Expert:  Jane Lefler replied 1 year ago.

It is possible it is a combination of the two. Many dogs are aggressive with people they don't know.

I did forget to mention the medical causes for sudden aggression which may be an issue here. Sudden aggression can be the result of a thyroid condition. . Read more on these conditions here:

More structured obedience training does help with fear aggression as well. It helps the dog gain self confidence as he learns that when you say one thing, you want him to do a specific thing. Your reward him with calm attention and hot dog slivers. Obedience training is never a wrong choice and can only help the situation.

You have to get him off the furniture. Believe me, it will help. Try my suggestions and see if you don't see some improvement. Use them hot dog slivers as treats and he'll gladly be obeying you to get them. Give commands to get him to do things you want like command him to come if you want him off furniture. If someone wants to give him affection, make him obey a command first and make him get down when you are done petting hiim. It shouldn't be HIS decision on whether he is on the furniture or not. It should be the human's choice. So even if you want to pet him, if he jumps up without your permission, you have to make him get down before you invite him back up. This lets him see it is not his decision but yours. Dogs don't always like being in charge of themselves. They like when someone takes many decisions away from them.

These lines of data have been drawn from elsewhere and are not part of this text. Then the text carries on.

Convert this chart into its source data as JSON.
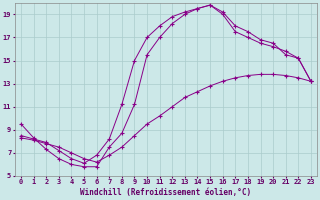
{
  "bg_color": "#cce8e8",
  "grid_color": "#aacccc",
  "line_color": "#880088",
  "xlabel": "Windchill (Refroidissement éolien,°C)",
  "xlim": [
    -0.5,
    23.5
  ],
  "ylim": [
    5,
    20
  ],
  "xtick_vals": [
    0,
    1,
    2,
    3,
    4,
    5,
    6,
    7,
    8,
    9,
    10,
    11,
    12,
    13,
    14,
    15,
    16,
    17,
    18,
    19,
    20,
    21,
    22,
    23
  ],
  "ytick_vals": [
    5,
    7,
    9,
    11,
    13,
    15,
    17,
    19
  ],
  "line1_x": [
    0,
    1,
    2,
    3,
    4,
    5,
    6,
    7,
    8,
    9,
    10,
    11,
    12,
    13,
    14,
    15,
    16,
    17,
    18,
    19,
    20,
    21,
    22,
    23
  ],
  "line1_y": [
    9.5,
    8.3,
    7.3,
    6.5,
    6.0,
    5.8,
    5.8,
    7.5,
    8.7,
    11.2,
    15.5,
    17.0,
    18.2,
    19.0,
    19.5,
    19.8,
    19.2,
    18.0,
    17.5,
    16.8,
    16.5,
    15.5,
    15.2,
    13.2
  ],
  "line2_x": [
    0,
    1,
    2,
    3,
    4,
    5,
    6,
    7,
    8,
    9,
    10,
    11,
    12,
    13,
    14,
    15,
    16,
    17,
    18,
    19,
    20,
    21,
    22,
    23
  ],
  "line2_y": [
    8.3,
    8.1,
    7.8,
    7.5,
    7.0,
    6.5,
    6.2,
    6.8,
    7.5,
    8.5,
    9.5,
    10.2,
    11.0,
    11.8,
    12.3,
    12.8,
    13.2,
    13.5,
    13.7,
    13.8,
    13.8,
    13.7,
    13.5,
    13.2
  ],
  "line3_x": [
    0,
    1,
    2,
    3,
    4,
    5,
    6,
    7,
    8,
    9,
    10,
    11,
    12,
    13,
    14,
    15,
    16,
    17,
    18,
    19,
    20,
    21,
    22,
    23
  ],
  "line3_y": [
    8.5,
    8.2,
    7.9,
    7.2,
    6.5,
    6.1,
    6.8,
    8.2,
    11.2,
    15.0,
    17.0,
    18.0,
    18.8,
    19.2,
    19.5,
    19.8,
    19.0,
    17.5,
    17.0,
    16.5,
    16.2,
    15.8,
    15.2,
    13.2
  ]
}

I should also mention that just leaning over a dog can be viewed as an aggressive gesture by a dog. You should crouch down in front of them and invite them to you rather than lean over them to put a leash on or pet them.

Expert:  Jane Lefler replied 1 year ago.
I'm just following up on our conversation about your pet. How is everything going?
Jane Lefler
Expert:  Jane Lefler replied 1 year ago.

Just a quick follow up to see how things are going with your dog and if you had time to have his thyroid checked yet.